Statistics South Africa (StatsSA) said yesterday that retailers in food, beverages and tobacco grew 4.5percent during the month. StatsSA said household furniture, appliances and equipment retailers jumped 3.2percent, but hardware, paint and glass retailers declined 2.5percent.

Economists believe that October’s marginal year-on-year growth was the latest indication that retailers and consumers were battling South Africa’s constrained economic environment.
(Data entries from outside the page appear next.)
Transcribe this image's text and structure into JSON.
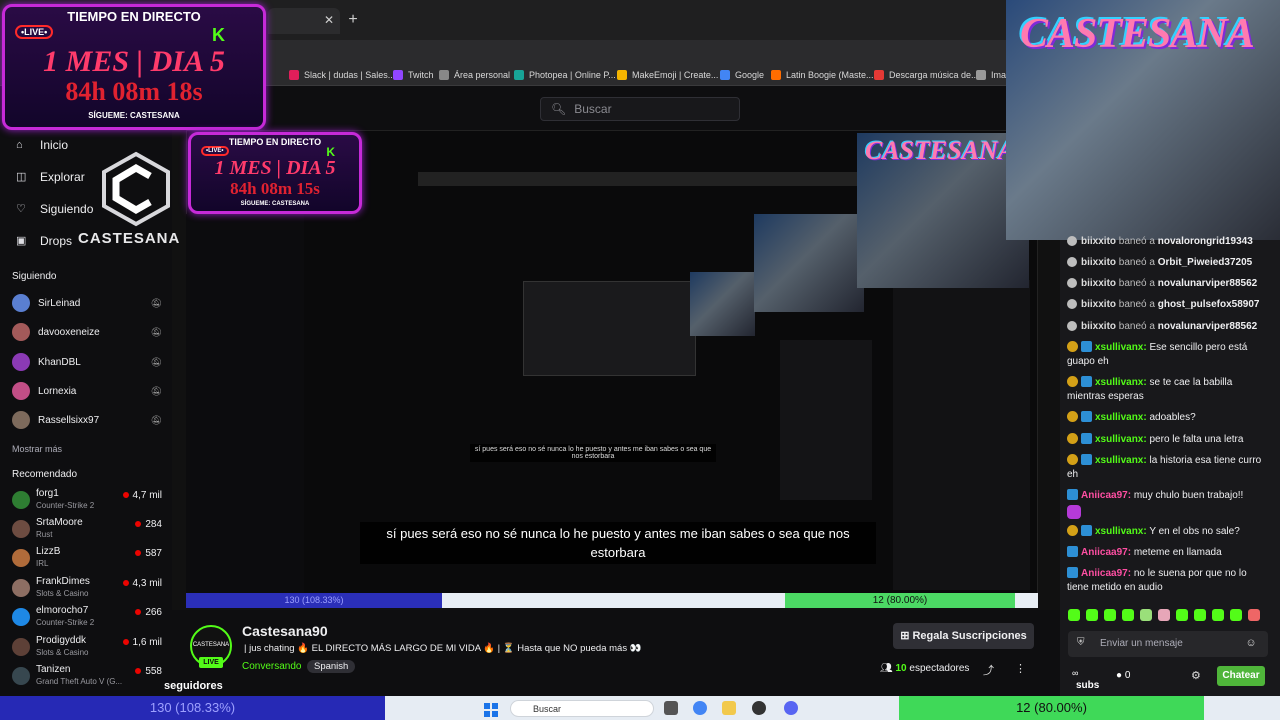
{
  "browser": {
    "bookmarks": [
      {
        "label": "Slack | dudas | Sales...",
        "color": "#e01e5a"
      },
      {
        "label": "Twitch",
        "color": "#9146ff"
      },
      {
        "label": "Área personal",
        "color": "#888888"
      },
      {
        "label": "Photopea | Online P...",
        "color": "#18a497"
      },
      {
        "label": "MakeEmoji | Create...",
        "color": "#f4b400"
      },
      {
        "label": "Google",
        "color": "#4285f4"
      },
      {
        "label": "Latin Boogie (Maste...",
        "color": "#ff6d00"
      },
      {
        "label": "Descarga música de...",
        "color": "#e53935"
      },
      {
        "label": "Imag",
        "color": "#999999"
      }
    ]
  },
  "header": {
    "search_placeholder": "Buscar"
  },
  "sidebar": {
    "nav": [
      {
        "label": "Inicio",
        "icon": "home-icon"
      },
      {
        "label": "Explorar",
        "icon": "explore-icon"
      },
      {
        "label": "Siguiendo",
        "icon": "heart-icon"
      },
      {
        "label": "Drops",
        "icon": "drops-icon"
      }
    ],
    "following_title": "Siguiendo",
    "following": [
      {
        "name": "SirLeinad",
        "color": "#5a7fd1"
      },
      {
        "name": "davooxeneize",
        "color": "#a35a5a"
      },
      {
        "name": "KhanDBL",
        "color": "#8b3ab5"
      },
      {
        "name": "Lornexia",
        "color": "#c24e86"
      },
      {
        "name": "Rassellsixx97",
        "color": "#7d6a5c"
      }
    ],
    "show_more": "Mostrar más",
    "recommended_title": "Recomendado",
    "recommended": [
      {
        "name": "forg1",
        "game": "Counter-Strike 2",
        "viewers": "4,7 mil",
        "color": "#2e7d32"
      },
      {
        "name": "SrtaMoore",
        "game": "Rust",
        "viewers": "284",
        "color": "#6d4c41"
      },
      {
        "name": "LizzB",
        "game": "IRL",
        "viewers": "587",
        "color": "#b06b3a"
      },
      {
        "name": "FrankDimes",
        "game": "Slots & Casino",
        "viewers": "4,3 mil",
        "color": "#8d6e63"
      },
      {
        "name": "elmorocho7",
        "game": "Counter-Strike 2",
        "viewers": "266",
        "color": "#1e88e5"
      },
      {
        "name": "Prodigyddk",
        "game": "Slots & Casino",
        "viewers": "1,6 mil",
        "color": "#5d4037"
      },
      {
        "name": "Tanizen",
        "game": "Grand Theft Auto V (G...",
        "viewers": "558",
        "color": "#37474f"
      }
    ]
  },
  "overlay": {
    "timer_header": "TIEMPO EN DIRECTO",
    "live": "•LIVE•",
    "timer_big": "1 MES | DIA 5",
    "timer_time": "84h 08m 18s",
    "timer_time_small": "84h 08m 15s",
    "timer_foot": "SÍGUEME: CASTESANA",
    "k_logo": "K",
    "logo_text": "CASTESANA",
    "cam_title": "CASTESANA"
  },
  "subtitle": "sí pues será eso no sé nunca lo he puesto y antes me iban sabes o sea que nos estorbara",
  "channel": {
    "name": "Castesana90",
    "avatar_text": "CASTESANA",
    "live": "LIVE",
    "title": "| jus chating 🔥 EL DIRECTO MÁS LARGO DE MI VIDA 🔥 | ⏳ Hasta que NO pueda más 👀",
    "category": "Conversando",
    "language": "Spanish",
    "followers": "seguidores",
    "gift_button": "Regala Suscripciones",
    "viewers_count": "10",
    "viewers_label": "espectadores"
  },
  "chat": {
    "messages": [
      {
        "type": "ban",
        "user": "biixxito",
        "text": "baneó a",
        "target": "novalorongrid19343"
      },
      {
        "type": "ban",
        "user": "biixxito",
        "text": "baneó a",
        "target": "Orbit_Piweied37205"
      },
      {
        "type": "ban",
        "user": "biixxito",
        "text": "baneó a",
        "target": "novalunarviper88562"
      },
      {
        "type": "ban",
        "user": "biixxito",
        "text": "baneó a",
        "target": "ghost_pulsefox58907"
      },
      {
        "type": "ban",
        "user": "biixxito",
        "text": "baneó a",
        "target": "novalunarviper88562"
      },
      {
        "type": "msg",
        "user": "xsullivanx:",
        "text": "Ese sencillo pero está guapo eh",
        "color": "#53fc18"
      },
      {
        "type": "msg",
        "user": "xsullivanx:",
        "text": "se te cae la babilla mientras esperas",
        "color": "#53fc18"
      },
      {
        "type": "msg",
        "user": "xsullivanx:",
        "text": "adoables?",
        "color": "#53fc18"
      },
      {
        "type": "msg",
        "user": "xsullivanx:",
        "text": "pero le falta una letra",
        "color": "#53fc18"
      },
      {
        "type": "msg",
        "user": "xsullivanx:",
        "text": "la historia esa tiene curro eh",
        "color": "#53fc18"
      },
      {
        "type": "msg",
        "user": "Aniicaa97:",
        "text": "muy chulo buen trabajo!!",
        "color": "#ff4fa3"
      },
      {
        "type": "msg",
        "user": "xsullivanx:",
        "text": "Y en el obs no sale?",
        "color": "#53fc18"
      },
      {
        "type": "msg",
        "user": "Aniicaa97:",
        "text": "meteme en llamada",
        "color": "#ff4fa3"
      },
      {
        "type": "msg",
        "user": "Aniicaa97:",
        "text": "no le suena por que no lo tiene metido en audio",
        "color": "#ff4fa3"
      }
    ],
    "input_placeholder": "Enviar un mensaje",
    "subs_icon": "∞",
    "subs_label": "subs",
    "points": "0",
    "chat_button": "Chatear"
  },
  "stream_bars": {
    "left": "130 (108.33%)",
    "left_small": "130 (108.33%)",
    "right": "12 (80.00%)"
  },
  "taskbar": {
    "search": "Buscar"
  },
  "colors": {
    "accent": "#53fc18",
    "timer_border": "#c62ad8",
    "bar_left": "#2629b5",
    "bar_right": "#3fd958"
  }
}
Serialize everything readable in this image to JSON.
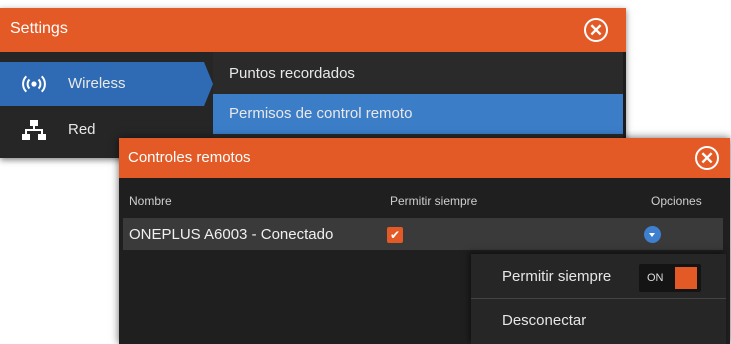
{
  "settings": {
    "title": "Settings",
    "sidebar": [
      {
        "label": "Wireless",
        "icon": "wireless-icon",
        "active": true
      },
      {
        "label": "Red",
        "icon": "network-icon",
        "active": false
      }
    ],
    "list": [
      {
        "label": "Puntos recordados",
        "selected": false
      },
      {
        "label": "Permisos de control remoto",
        "selected": true
      }
    ]
  },
  "dialog": {
    "title": "Controles remotos",
    "columns": {
      "name": "Nombre",
      "allow": "Permitir siempre",
      "options": "Opciones"
    },
    "device": {
      "name": "ONEPLUS A6003 - Conectado",
      "allow_always": true
    }
  },
  "popup": {
    "allow_label": "Permitir siempre",
    "toggle_state": "ON",
    "disconnect_label": "Desconectar"
  },
  "colors": {
    "accent": "#e35a26",
    "selection": "#3c7dc8"
  }
}
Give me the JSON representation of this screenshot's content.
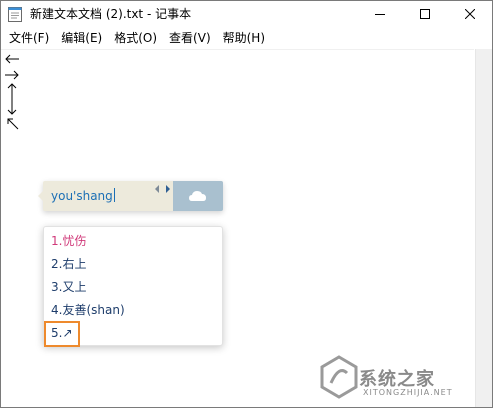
{
  "window": {
    "title": "新建文本文档 (2).txt - 记事本"
  },
  "menu": [
    {
      "label": "文件(F)"
    },
    {
      "label": "编辑(E)"
    },
    {
      "label": "格式(O)"
    },
    {
      "label": "查看(V)"
    },
    {
      "label": "帮助(H)"
    }
  ],
  "editor": {
    "content_icons": [
      "left-arrow-icon",
      "right-arrow-icon",
      "up-down-arrow-icon",
      "up-left-arrow-icon"
    ]
  },
  "ime": {
    "composition": "you'shang",
    "candidates": [
      {
        "label": "1.忧伤"
      },
      {
        "label": "2.右上"
      },
      {
        "label": "3.又上"
      },
      {
        "label": "4.友善(shan)"
      },
      {
        "label": "5.↗"
      }
    ],
    "highlight_color": "#ee8a2d",
    "active_color": "#d03a7a"
  },
  "watermark": {
    "text": "系统之家",
    "sub": "XITONGZHIJIA.NET"
  }
}
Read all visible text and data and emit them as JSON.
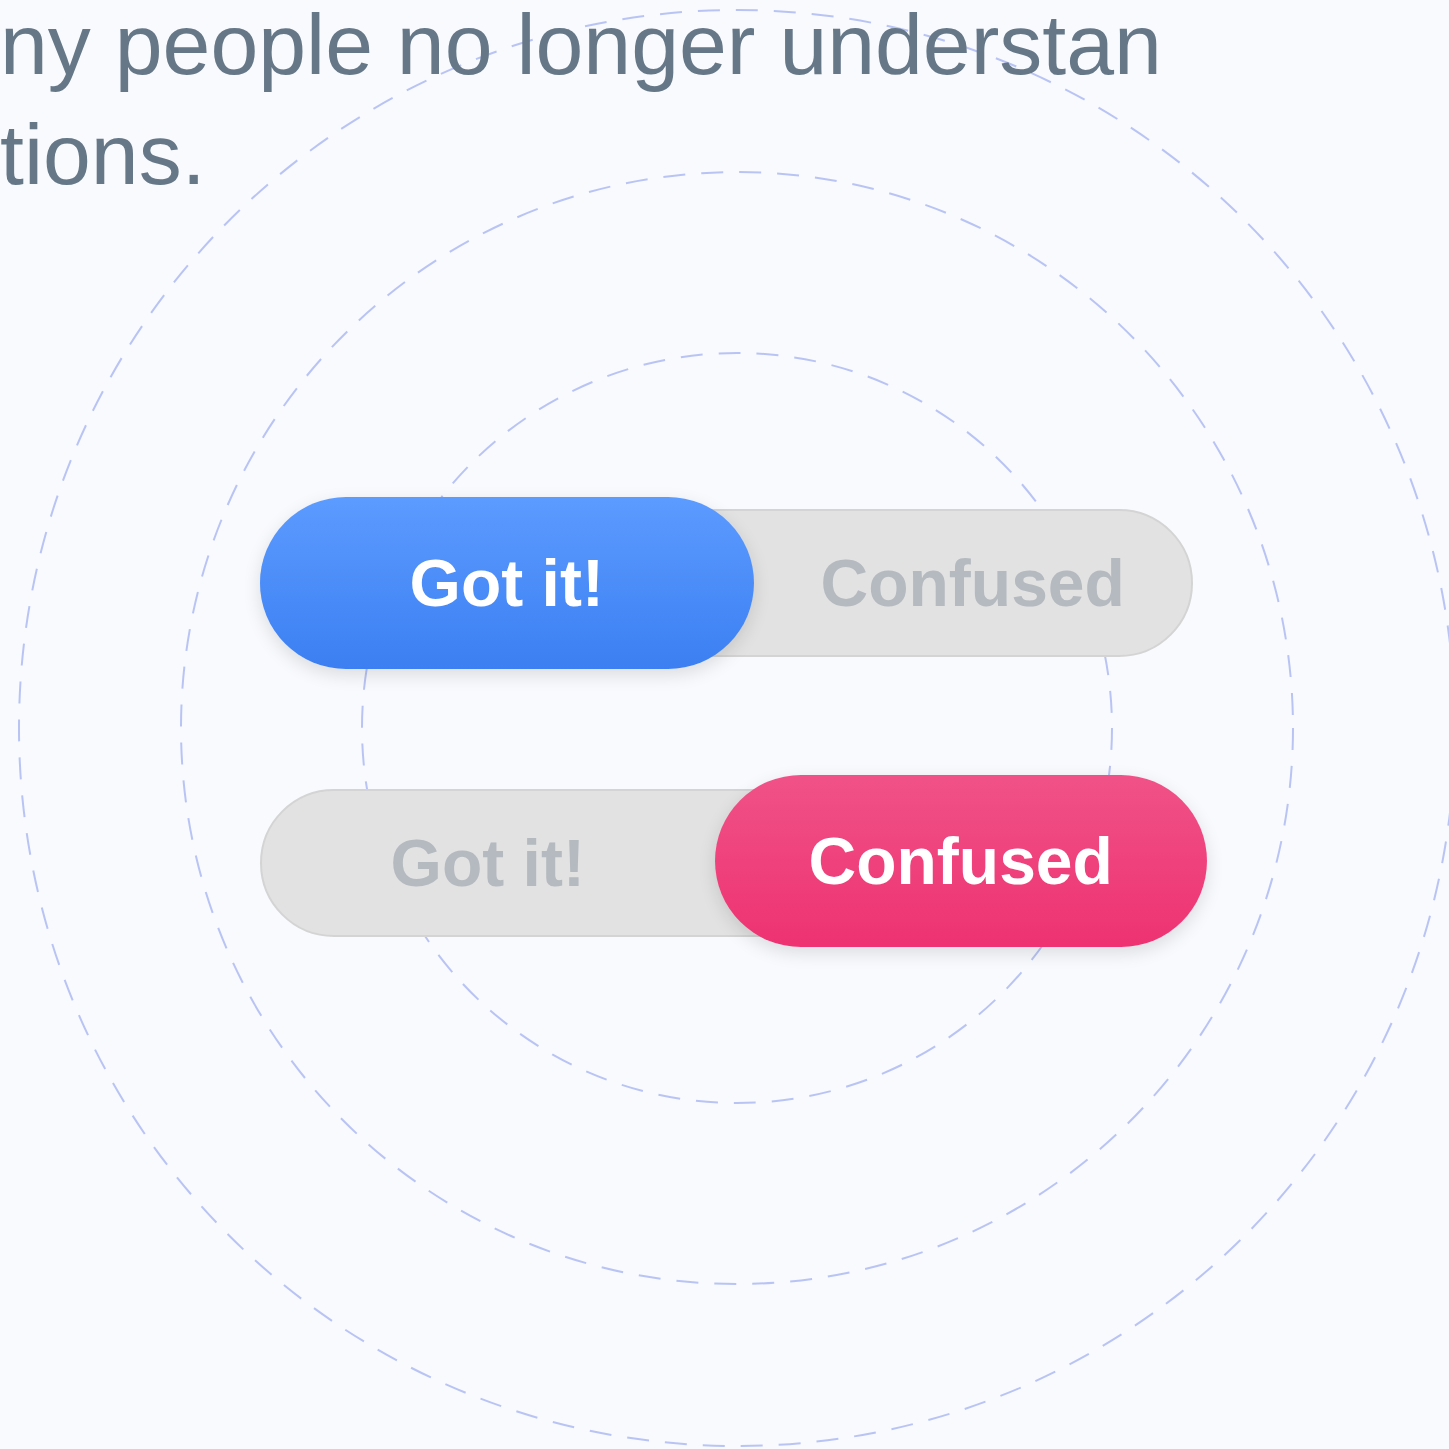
{
  "text_lines": [
    "ny people no longer understan",
    "tions."
  ],
  "toggles": [
    {
      "options": [
        {
          "label": "Got it!",
          "selected": true,
          "kind": "positive"
        },
        {
          "label": "Confused",
          "selected": false,
          "kind": "negative"
        }
      ]
    },
    {
      "options": [
        {
          "label": "Got it!",
          "selected": false,
          "kind": "positive"
        },
        {
          "label": "Confused",
          "selected": true,
          "kind": "negative"
        }
      ]
    }
  ]
}
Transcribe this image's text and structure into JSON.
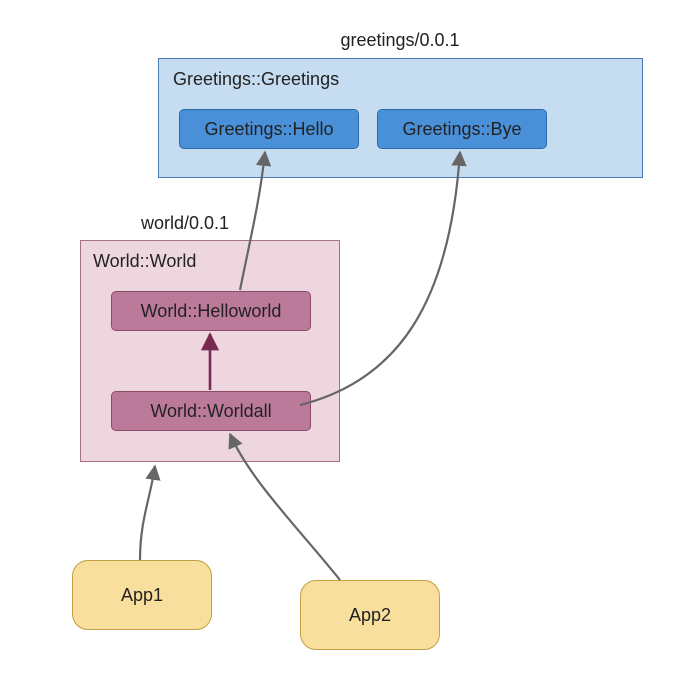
{
  "packages": {
    "greetings": {
      "title": "greetings/0.0.1",
      "module": "Greetings::Greetings",
      "targets": {
        "hello": "Greetings::Hello",
        "bye": "Greetings::Bye"
      }
    },
    "world": {
      "title": "world/0.0.1",
      "module": "World::World",
      "targets": {
        "helloworld": "World::Helloworld",
        "worldall": "World::Worldall"
      }
    }
  },
  "apps": {
    "app1": "App1",
    "app2": "App2"
  },
  "edges": [
    {
      "from": "app1",
      "to": "world-pkg"
    },
    {
      "from": "app2",
      "to": "worldall"
    },
    {
      "from": "worldall",
      "to": "helloworld"
    },
    {
      "from": "helloworld",
      "to": "hello"
    },
    {
      "from": "worldall",
      "to": "bye"
    }
  ]
}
Investec’s Lara Hodes said October’s reading continued to indicate the constrained domestic demand environment, weakened by muted economic growth. Hodes said the subdued retail inflation reading, which was hovering below the Consumer Price Index, further evidenced the plight of retailers, whose margins continue to remain suppressed in a highly competitive environment. She said the situation was also dire for consumers.

“Consumers continue to face a myriad of challenges, including structurally high unemployment rates,amid a sluggish labour market, slowing wage growth and markedly higher administered prices,” Hodes said.

StatsSA said seasonally adjusted retail trade sales decreased 0.2percent compared with a 0.6percentincrease in September and a 0.5percent decline the prior month.

Siphamandla Mkhwanazi, a senior economist at FNB, said consumers held back on purchases to save for Black Friday.

“Consumers may have delayed their purchases in anticipation of big discounts on Black Friday, consistent with our view that households have become more price-sensitive and are more inclined to buy goods on special,” said Mkhwanazi.

He said a slowing trend in retail sales was consistent with the souring of consumer sentiment, as shown by the capitulation of the FNB/BER Consumer Confidence Index from +5 in the second quarter of 2019 to -7 in the third quarter of 2019.

Mkhwanazi said, while households’ appetite for credit remained reasonably strong, the persistent pressures on disposable income and rapidly weakening credit scores meant consumers were less likely to take up more debt.

“This, combined with the deterioration in consumer sentiment, suggests a relatively tepid medium to longer-term household consumption prognosis. More immediately, however, we expect a transitory uptick in retail sales heading into the festive season,” Mkhwanazi said.

The Nedbank Group Economic Unit said that the figures, together with the inflation data released earlier in the day, were further evidence that the weak domestic demand conditions had limited exchange rate pass-through effects and other cost-push factors and kept the inflation outlook benign.